Grâce à la puissance de vision dans l’infrarouge du nouveau télescope spatial James-Webb, les coauteurs ont pu étayer leur hypothèse. Il a capté la lumière émise par l’une des plus lointaines et des plus jeunes galaxies connues à ce jour dans notre Univers. Située à environ 13,3 milliards d’années-lumière, GN-z11 est donc née seulement 400 millions d’années après le Big Bang, elle est donc très jeune. C’est la galaxie connue la plus éloignée de nous jamais observée.
L’azote est le signe d’étoiles supermassives
En astronomie, l’analyse du spectre lumineux des objets cosmiques est un élément clé pour en déterminer les caractéristiques. Ici, la lumière émise par cette galaxie a fourni deux précieuses informations. «Il a été établi que cette galaxie abritait de très fortes proportions d’azote et une très forte densité d’étoiles», indique Daniel Schaerer, coauteur de l’étude et professeur associé au Département d’astronomie de la Faculté des sciences de l’UNIGE. Tout porte ainsi à croire que plusieurs amas globulaires sont en cours de formation dans cette galaxie et qu’ils abritent encore une étoile supermassive en activité.
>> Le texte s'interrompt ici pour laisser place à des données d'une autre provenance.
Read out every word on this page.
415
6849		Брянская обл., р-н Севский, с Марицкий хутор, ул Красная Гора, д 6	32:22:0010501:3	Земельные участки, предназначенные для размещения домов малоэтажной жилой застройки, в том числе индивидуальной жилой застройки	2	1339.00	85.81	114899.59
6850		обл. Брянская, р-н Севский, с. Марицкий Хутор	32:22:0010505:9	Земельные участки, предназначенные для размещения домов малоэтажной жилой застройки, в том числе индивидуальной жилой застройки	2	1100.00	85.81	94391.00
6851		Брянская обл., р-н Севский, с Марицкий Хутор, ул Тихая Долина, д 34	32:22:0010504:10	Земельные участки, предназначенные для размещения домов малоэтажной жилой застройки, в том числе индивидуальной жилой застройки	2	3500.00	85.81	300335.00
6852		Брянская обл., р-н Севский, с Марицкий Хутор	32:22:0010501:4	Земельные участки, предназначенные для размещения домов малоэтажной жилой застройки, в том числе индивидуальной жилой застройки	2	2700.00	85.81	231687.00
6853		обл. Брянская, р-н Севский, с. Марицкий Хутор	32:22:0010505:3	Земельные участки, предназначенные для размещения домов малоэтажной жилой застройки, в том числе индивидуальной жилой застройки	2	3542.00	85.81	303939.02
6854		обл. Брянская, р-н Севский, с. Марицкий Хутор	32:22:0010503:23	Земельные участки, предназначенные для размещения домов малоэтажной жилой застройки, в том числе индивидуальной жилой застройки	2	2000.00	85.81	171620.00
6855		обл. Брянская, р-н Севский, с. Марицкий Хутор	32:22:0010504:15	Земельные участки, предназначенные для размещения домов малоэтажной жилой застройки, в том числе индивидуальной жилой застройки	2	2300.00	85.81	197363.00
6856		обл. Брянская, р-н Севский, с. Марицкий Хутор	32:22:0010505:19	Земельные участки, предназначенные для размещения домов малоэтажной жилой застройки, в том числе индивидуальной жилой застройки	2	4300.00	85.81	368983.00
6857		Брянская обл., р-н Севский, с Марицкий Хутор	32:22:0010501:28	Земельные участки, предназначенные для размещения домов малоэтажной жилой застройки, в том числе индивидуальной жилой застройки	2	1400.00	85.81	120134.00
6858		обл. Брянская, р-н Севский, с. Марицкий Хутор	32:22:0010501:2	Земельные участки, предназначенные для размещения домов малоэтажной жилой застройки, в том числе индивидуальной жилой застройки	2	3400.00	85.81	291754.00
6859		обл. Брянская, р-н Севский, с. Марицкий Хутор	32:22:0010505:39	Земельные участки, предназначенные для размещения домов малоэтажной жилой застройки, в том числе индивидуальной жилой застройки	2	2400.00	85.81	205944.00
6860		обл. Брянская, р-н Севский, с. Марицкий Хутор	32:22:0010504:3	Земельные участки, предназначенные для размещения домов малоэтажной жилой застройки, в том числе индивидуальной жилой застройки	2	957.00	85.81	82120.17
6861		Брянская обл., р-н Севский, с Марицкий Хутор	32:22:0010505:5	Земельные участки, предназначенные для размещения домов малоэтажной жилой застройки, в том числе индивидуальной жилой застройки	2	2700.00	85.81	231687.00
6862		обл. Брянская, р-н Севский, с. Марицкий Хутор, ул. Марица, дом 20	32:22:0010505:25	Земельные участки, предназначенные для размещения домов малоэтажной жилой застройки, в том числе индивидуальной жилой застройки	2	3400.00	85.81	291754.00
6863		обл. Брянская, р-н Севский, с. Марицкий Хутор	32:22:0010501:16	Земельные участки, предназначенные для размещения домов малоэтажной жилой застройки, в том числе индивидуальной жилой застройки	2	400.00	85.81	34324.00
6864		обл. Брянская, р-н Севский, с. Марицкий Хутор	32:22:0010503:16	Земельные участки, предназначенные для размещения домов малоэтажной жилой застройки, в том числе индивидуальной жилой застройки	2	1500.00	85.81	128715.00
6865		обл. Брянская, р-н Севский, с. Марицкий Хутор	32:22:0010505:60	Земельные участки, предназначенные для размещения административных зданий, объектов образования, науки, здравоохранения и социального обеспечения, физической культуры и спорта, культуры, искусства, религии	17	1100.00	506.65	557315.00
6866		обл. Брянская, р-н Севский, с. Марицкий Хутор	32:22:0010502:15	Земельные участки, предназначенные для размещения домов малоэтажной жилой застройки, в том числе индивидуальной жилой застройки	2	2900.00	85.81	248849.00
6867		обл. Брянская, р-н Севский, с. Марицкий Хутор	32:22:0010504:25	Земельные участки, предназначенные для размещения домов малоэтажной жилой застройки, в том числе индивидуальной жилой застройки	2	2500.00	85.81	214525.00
«La forte présence d’azote ne peut en effet s’expliquer que par la combustion d’hydrogène à des températures extrêmement élevées, que seul le cœur des étoiles supermassives peut atteindre, comme le montrent les modèles de Laura Ramirez-Galeano, étudiante en Master dans notre équipe», explique Corinne Charbonnel. Ces nouveaux résultats viennent consolider le modèle de l’équipe internationale, le seul actuellement capable d’expliquer les anomalies d’abondance au sein des amas globulaires. La prochaine étape, pour les scientifiques, consistera à tester la validité de ce modèle sur d’autres amas globulaires en formation au sein de galaxies lointaines, en s’appuyant sur les données du télescope James-Webb.